🤖 AI Summary
Cross-layer co-optimization of circuits, architectures, and systems remains challenging in analog in-memory computing (PIM) due to abstraction-level fragmentation. Method: This paper proposes the first end-to-end neural architecture search framework tailored for PIM (PIM-NAS), integrating single-path one-shot weight sharing with a multi-objective evolutionary algorithm. It introduces a PIM-aware latency/energy model and a cross-layer coupled search space to jointly optimize neural network topology and hardware mapping strategies. Contribution/Results: Unlike conventional hierarchical optimization, PIM-NAS bridges abstraction gaps to enable holistic circuit–architecture–system exploration.
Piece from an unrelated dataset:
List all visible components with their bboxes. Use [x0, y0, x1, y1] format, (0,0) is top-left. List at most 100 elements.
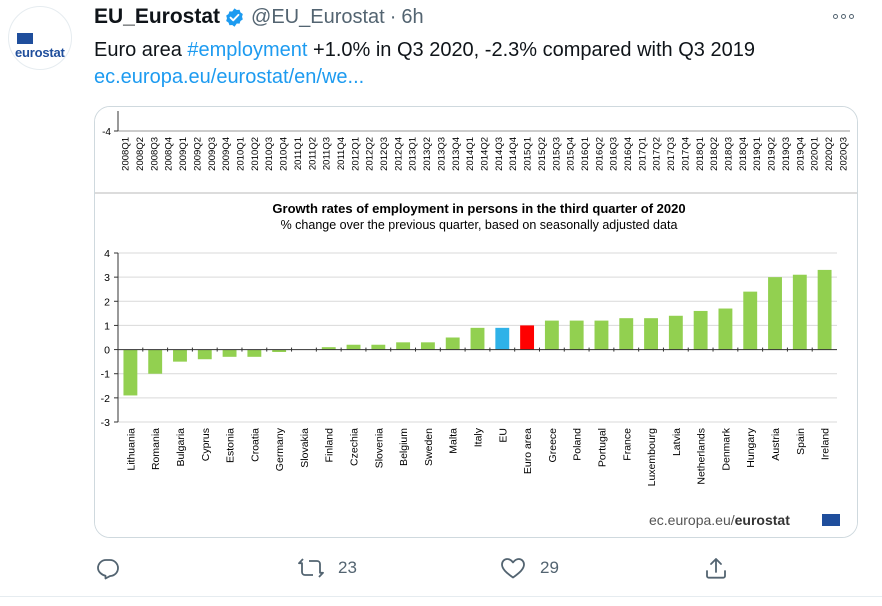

Experiments demonstrate that the method achieves significantly higher accuracy and energy efficiency than existing PIM-adaptation approaches, while incurring comparable or lower search overhead—establishing a new benchmark for PIM-aware NAS.
📝 Abstract
In this paper, we propose the CrossNAS framework, an automated approach for exploring a vast, multidimensional search space that spans various design abstraction layers-circuits, architecture, and systems-to optimize the deployment of machine learning workloads on analog processing-in-memory (PIM) systems. CrossNAS leverages the single-path one-shot weight-sharing strategy combined with the evolutionary search for the first time in the context of PIM system mapping and optimization. CrossNAS sets a new benchmark for PIM neural architecture search (NAS), outperforming previous methods in both accuracy and energy efficiency while maintaining comparable or shorter search times.